Now I have a similar type of text, Y, which also contains entities A and B. I did the same thing: originally created the annotations separately and merged them into AB2, then created a model out of it, which works well for text type Y. I then tried merging annotations for the two texts (AB + AB2) since the dataset for text Y is rather small and was surprised that the model based on AB only (so trained on text type X) performed better on text type Y than the combined model based on AB + AB2 (so including annotations from both text types). Is there any reason for that? Did I merge the datasets in a wrong way? Or maybe I was just unlucky with the data I tested on? I used ner.manual for training and --no-missing when training with ner.batch-train.
It’s kind of hard to speculate, to be honest! If you’re evaluating on different datasets in the two experiments, that could explain a lot, as maybe the evaluation got harder. It’s best to make sure you’ve got a stable evaluation set when you’re making these comparisons.
If you’re working with a stable evaluation data set, one thing you might want to check is the general variance of the model accuracy on your task. Try changing the random seeds inside the ner.batch_train recipe to different values, and see how much that changes the accuracy. On small data sets, sometimes results differ a lot just through random chance, due to the initialisation and order of iteration. If you have high variance, it’s important to know about it, because it tells you that there might not be any interesting explanation for a difference in accuracy between two experiments. High variance can also tell you that you can benefit from tuning your hyper-parameters more effectively. It might help to reduce the learning rate. If you’re not using pretrained word vectors, these can also help reduce variance.
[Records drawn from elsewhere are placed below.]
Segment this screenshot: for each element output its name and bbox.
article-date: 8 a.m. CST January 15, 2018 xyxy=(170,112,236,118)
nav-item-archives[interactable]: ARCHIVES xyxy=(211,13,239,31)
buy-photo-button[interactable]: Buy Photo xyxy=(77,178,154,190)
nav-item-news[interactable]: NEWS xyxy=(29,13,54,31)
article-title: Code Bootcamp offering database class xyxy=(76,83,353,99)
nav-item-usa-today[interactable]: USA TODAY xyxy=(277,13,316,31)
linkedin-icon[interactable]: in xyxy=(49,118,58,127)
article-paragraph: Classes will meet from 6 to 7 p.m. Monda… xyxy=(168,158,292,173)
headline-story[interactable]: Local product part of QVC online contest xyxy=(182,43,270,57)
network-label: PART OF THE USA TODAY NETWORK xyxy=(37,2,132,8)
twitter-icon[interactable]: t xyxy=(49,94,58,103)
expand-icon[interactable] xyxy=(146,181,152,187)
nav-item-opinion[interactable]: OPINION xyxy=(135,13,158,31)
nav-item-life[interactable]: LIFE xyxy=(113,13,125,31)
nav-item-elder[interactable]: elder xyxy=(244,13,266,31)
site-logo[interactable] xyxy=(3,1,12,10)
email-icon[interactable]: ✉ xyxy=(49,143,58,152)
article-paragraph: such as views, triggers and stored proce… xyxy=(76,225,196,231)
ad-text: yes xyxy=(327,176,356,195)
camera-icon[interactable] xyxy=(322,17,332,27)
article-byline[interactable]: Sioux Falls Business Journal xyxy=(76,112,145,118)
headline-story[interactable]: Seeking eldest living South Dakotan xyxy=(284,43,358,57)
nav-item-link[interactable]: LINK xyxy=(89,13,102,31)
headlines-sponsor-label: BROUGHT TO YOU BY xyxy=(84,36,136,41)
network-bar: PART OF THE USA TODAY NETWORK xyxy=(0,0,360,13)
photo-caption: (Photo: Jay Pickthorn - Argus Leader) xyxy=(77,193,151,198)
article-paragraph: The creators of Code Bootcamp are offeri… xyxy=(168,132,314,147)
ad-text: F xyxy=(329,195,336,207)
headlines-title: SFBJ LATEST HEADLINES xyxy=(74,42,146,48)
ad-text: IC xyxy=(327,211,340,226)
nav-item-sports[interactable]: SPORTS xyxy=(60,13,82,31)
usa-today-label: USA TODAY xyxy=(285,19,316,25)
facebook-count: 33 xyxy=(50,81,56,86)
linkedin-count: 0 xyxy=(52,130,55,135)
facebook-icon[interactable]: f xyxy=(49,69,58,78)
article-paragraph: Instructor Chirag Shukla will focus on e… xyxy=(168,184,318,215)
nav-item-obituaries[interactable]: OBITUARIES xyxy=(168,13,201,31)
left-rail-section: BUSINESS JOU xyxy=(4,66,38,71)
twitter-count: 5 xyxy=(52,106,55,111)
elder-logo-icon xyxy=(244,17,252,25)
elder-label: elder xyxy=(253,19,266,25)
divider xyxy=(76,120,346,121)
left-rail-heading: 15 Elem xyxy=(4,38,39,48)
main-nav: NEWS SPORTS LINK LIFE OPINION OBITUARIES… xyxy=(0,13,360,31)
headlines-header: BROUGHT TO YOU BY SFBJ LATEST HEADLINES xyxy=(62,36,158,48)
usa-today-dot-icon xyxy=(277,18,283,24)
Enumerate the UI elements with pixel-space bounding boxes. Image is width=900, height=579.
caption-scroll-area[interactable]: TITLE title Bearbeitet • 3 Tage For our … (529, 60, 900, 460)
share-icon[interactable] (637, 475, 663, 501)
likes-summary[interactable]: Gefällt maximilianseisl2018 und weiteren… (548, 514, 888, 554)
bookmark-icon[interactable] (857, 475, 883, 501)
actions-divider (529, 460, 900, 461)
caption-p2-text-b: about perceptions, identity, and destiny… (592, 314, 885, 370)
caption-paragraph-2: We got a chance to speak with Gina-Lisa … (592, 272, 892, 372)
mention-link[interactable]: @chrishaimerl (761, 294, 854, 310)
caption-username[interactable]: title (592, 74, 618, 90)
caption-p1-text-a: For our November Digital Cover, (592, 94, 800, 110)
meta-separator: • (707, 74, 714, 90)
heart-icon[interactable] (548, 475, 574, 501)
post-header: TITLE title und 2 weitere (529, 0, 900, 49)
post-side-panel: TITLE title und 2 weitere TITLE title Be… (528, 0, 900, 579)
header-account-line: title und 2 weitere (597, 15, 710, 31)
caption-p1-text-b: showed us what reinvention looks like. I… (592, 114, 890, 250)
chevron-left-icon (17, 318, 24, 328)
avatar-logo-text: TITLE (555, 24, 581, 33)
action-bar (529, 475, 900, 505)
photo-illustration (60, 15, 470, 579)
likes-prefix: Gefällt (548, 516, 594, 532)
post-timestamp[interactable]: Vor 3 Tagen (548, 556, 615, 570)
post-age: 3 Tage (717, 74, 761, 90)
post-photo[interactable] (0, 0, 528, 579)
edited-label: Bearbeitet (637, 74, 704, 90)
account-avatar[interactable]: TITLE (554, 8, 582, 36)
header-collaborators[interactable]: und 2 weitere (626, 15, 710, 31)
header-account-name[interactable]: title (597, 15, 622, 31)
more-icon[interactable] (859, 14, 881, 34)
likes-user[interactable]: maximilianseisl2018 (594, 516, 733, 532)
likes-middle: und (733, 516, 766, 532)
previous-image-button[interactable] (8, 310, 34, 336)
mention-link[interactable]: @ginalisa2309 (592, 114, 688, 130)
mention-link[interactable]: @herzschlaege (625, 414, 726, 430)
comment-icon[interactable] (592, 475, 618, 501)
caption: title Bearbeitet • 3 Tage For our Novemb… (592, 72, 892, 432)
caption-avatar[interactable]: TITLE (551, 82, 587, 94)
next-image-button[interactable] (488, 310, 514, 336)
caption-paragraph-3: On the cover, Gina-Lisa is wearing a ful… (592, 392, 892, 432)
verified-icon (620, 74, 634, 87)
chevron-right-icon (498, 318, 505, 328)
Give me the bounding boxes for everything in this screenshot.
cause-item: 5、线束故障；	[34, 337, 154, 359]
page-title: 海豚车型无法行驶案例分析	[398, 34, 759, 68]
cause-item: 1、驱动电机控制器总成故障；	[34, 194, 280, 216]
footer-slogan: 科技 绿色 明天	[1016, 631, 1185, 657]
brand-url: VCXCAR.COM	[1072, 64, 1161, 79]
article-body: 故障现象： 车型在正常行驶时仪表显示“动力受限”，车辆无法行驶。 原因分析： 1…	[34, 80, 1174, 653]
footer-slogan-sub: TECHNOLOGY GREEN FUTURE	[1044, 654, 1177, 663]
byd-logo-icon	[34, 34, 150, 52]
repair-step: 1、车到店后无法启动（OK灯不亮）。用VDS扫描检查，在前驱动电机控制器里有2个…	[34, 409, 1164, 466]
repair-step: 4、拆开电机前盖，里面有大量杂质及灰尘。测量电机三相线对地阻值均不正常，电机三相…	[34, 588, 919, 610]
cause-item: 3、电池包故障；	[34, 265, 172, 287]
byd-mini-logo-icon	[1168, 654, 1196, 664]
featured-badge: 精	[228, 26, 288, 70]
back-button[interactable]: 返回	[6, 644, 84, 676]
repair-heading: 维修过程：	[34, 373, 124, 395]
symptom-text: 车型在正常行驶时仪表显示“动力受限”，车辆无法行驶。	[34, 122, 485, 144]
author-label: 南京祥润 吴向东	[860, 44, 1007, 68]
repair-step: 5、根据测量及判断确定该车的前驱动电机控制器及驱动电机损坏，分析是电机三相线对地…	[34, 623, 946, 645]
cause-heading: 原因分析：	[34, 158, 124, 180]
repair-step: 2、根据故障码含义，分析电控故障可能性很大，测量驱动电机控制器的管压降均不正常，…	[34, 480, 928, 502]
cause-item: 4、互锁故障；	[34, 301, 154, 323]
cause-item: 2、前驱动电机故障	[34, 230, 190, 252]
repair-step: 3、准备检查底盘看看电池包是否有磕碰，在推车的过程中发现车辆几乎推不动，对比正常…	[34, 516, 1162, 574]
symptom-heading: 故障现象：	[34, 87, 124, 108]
If your variance is low, it’s possible something more interesting could be going on (although that’s not certain still). The mystery might not be easy to solve. I often find that there’s something puzzling in my results that I can’t immediately explain, but in the end I have to move on before I get to the bottom of it.
One thing you might want to check and rule out is whether the annotation standards have shifted slightly during the two annotation sessions. It can be easy to start following a different policy around what you define as an entity of a particular type.